Do you have what it takes to ditch your day job and become a consultant? Or launch your own consulting business after you’ve retired? That depends.

It certainly makes sense to parlay the skills you’ve used for years on your job into a career where you’re at the helm.

Dorothy Madden, a 55-plusser, operates Organize It!, a professional organizing service in Rochester. Founding her sole proprietorship grew from her penchant for — you guessed it — organizing.

She had been working for Northeastern Retail Lumber Association as an office manager when the organization decided to move to Albany in 1997. She wanted to stay put, so Madden threw herself into preparing for her replacement.

Another employee wondered why she wasn’t organizing for other people for a living because Madden was so good at it.

“Her comment made me think I should do this,” Madden said. “Organizing is a natural thing for me, to make things more user friendly and efficient.”

That’s exactly what she’s been doing ever since, but her success didn’t just fall in her lap.

Madden has a master’s degree in education and had worked as a teacher — all skills she now uses when educating clients. She also joined the National Association of Professional Organizers to learn more about organizing. She researched the Rochester market and learned only one professional organizer served the region at that time. A mentor in the business who was moving out of the area helped Madden write a business plan and learn the Rochester market.

Madden advises others seeking entrepreneurship to do due diligence to the market (is the service needed in the area?), their passion (do you really, truly want to do this for a living?) and their ability to manage a business.

The last item can make all the difference, since not everyone who possesses talent and passion and lives in the right market also possesses the ability to organize, launch and operate a business effectively.

Madden felt she lacked sufficient business management acumen and connections, so she joined business organizations to help her build her network and learn. In fact, her first two years, she focused intensely upon networking.

She also needed to educate potential clients on her services, which were fairly new in the late 1990s. Madden thinks that early — and continued — publicity in local media has particularly helped her business, as has maintaining an online presence.
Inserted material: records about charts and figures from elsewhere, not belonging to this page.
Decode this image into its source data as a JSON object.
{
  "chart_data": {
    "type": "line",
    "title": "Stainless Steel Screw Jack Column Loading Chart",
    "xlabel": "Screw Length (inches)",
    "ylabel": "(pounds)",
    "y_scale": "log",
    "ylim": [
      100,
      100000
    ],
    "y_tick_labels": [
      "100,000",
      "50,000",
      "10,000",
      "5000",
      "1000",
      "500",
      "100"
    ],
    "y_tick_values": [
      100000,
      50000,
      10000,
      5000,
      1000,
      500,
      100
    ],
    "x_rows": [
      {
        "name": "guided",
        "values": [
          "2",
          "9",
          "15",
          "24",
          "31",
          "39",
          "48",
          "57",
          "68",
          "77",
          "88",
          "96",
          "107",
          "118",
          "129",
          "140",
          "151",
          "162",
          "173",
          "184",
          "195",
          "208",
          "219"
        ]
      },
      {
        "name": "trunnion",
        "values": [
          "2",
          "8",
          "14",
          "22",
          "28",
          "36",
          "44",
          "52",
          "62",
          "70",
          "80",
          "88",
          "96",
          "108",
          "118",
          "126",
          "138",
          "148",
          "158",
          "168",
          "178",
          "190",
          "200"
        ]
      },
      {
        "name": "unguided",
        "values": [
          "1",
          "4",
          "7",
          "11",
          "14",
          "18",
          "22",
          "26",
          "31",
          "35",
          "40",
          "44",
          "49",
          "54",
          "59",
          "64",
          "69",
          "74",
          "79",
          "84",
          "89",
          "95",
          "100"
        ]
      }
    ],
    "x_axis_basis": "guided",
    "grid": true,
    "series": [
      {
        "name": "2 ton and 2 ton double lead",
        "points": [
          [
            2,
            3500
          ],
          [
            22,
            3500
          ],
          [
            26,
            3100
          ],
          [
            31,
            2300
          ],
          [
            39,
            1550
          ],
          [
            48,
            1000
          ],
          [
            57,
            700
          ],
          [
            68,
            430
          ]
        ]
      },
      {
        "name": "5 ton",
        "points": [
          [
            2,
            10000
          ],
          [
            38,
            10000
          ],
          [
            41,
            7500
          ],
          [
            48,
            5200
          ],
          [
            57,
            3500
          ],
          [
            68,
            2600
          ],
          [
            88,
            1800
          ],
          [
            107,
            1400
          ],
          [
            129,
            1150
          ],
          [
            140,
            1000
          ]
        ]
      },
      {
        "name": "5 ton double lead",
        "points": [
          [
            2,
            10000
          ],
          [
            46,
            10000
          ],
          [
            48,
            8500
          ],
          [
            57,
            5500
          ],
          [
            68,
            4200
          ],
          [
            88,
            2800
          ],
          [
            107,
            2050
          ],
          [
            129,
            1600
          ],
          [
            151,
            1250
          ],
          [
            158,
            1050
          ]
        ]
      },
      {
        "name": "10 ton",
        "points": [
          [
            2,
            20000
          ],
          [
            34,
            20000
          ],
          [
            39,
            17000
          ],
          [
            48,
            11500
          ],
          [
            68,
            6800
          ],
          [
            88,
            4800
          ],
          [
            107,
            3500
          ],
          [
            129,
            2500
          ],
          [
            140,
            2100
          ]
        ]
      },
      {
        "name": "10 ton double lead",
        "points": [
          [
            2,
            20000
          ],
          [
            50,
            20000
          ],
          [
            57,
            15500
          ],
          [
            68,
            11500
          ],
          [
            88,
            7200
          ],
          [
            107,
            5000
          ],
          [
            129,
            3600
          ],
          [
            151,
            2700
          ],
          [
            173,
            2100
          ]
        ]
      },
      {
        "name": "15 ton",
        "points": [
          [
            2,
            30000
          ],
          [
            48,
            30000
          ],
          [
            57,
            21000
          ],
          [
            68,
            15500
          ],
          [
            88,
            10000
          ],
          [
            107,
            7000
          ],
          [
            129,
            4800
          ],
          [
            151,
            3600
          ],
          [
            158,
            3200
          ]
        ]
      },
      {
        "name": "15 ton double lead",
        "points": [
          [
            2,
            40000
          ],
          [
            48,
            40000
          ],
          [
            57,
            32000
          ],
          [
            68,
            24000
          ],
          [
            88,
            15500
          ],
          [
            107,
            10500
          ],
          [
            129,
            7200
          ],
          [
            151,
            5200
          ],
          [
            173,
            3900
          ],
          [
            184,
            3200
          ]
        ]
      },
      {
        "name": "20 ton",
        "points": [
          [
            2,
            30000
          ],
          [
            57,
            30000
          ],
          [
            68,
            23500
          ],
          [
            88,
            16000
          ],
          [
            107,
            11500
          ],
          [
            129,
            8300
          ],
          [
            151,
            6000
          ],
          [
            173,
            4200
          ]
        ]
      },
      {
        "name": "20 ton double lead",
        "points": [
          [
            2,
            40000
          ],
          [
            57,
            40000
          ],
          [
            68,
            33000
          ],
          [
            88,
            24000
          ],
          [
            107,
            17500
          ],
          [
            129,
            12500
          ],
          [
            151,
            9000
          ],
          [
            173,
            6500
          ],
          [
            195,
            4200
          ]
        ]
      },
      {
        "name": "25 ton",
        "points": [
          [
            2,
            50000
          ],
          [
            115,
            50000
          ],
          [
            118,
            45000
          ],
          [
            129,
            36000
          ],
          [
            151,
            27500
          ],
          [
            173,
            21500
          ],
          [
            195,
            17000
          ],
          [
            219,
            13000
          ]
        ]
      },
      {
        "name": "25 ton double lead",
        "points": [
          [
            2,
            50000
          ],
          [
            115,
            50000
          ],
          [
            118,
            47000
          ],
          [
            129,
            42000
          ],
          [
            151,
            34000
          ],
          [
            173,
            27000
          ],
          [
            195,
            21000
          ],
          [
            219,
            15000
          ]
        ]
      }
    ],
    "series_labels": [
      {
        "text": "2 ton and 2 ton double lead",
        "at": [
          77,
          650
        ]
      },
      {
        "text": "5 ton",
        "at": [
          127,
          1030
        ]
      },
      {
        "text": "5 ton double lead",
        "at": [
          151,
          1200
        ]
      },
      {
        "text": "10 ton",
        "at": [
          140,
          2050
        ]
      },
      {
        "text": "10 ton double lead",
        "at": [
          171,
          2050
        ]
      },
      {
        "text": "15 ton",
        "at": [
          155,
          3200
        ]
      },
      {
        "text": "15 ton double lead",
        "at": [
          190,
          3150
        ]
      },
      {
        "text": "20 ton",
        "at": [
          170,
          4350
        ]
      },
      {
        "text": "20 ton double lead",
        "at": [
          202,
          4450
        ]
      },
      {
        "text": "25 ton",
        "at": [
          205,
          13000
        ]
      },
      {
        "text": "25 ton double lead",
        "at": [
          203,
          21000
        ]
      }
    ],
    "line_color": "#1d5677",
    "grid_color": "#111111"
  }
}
In addition to business management skills, sole proprietors need soft skills.

“Communication is so important,” Madden said. “You need excellent listening skills. So much is revealed by just your listening.”

Though she’s now quite experienced in professional organizing, she still networks with the local chapter of the National Association of Productivity and Organizing Professionals twice a year.

She believes the experience helps her stay charged up and refreshed with new ideas.

It’s that kind of openness that often draws people like Madden to consulting type of business opportunities.

Sometimes opening up the mind to new possibilities comes slowly, as it did years ago for Linda C. Heeler, now 56 and a professional certified coach.

Heeler operates Live Inspired Life Coaching in Rochester. She also serves as the incoming president of Rochester Women’s Network. Heeler had been working as a dental hygienist for 25 years and felt “stuck” in her career and life, especially since her children had left the nest. She needed a change.

After hiring a career coach in 2008, Heeler realized that coaching was her “purpose and passion,” she said. “I didn’t think about how to set it up as a business.”

Like Madden, Heeler began networking and completed training in her new profession. Heeler trained with the International Coach Federation, which provides an accredited coach training program. Heeler had to complete and graduate from the program, sit for an exam and complete 750 client hours with only 20 percent as pro bono to achieve the credential of professional certified coach.

It takes more than skill and passion to launch a business. As with Madden, Heeler needed outside help to learn how to structure and operate her budding company. Greater Rochester SCORE helped her set up the business.

“I don’t know what I would have done without SCORE,” Heeler said.

Heeler said that many life coaches stay in touch to support each other emotionally and socially, since working as a sole proprietor can become isolating.

She encourages others working solo to “find people who can support you to get back up on your feet and get moving again” when they feel defeated.

“That support can also mean support in getting out into the community,” Heeler added. “Unless you have a totally online business, you need to create relationships and get out there, especially with coaching, where people want to get to know you before they spend money on your services.”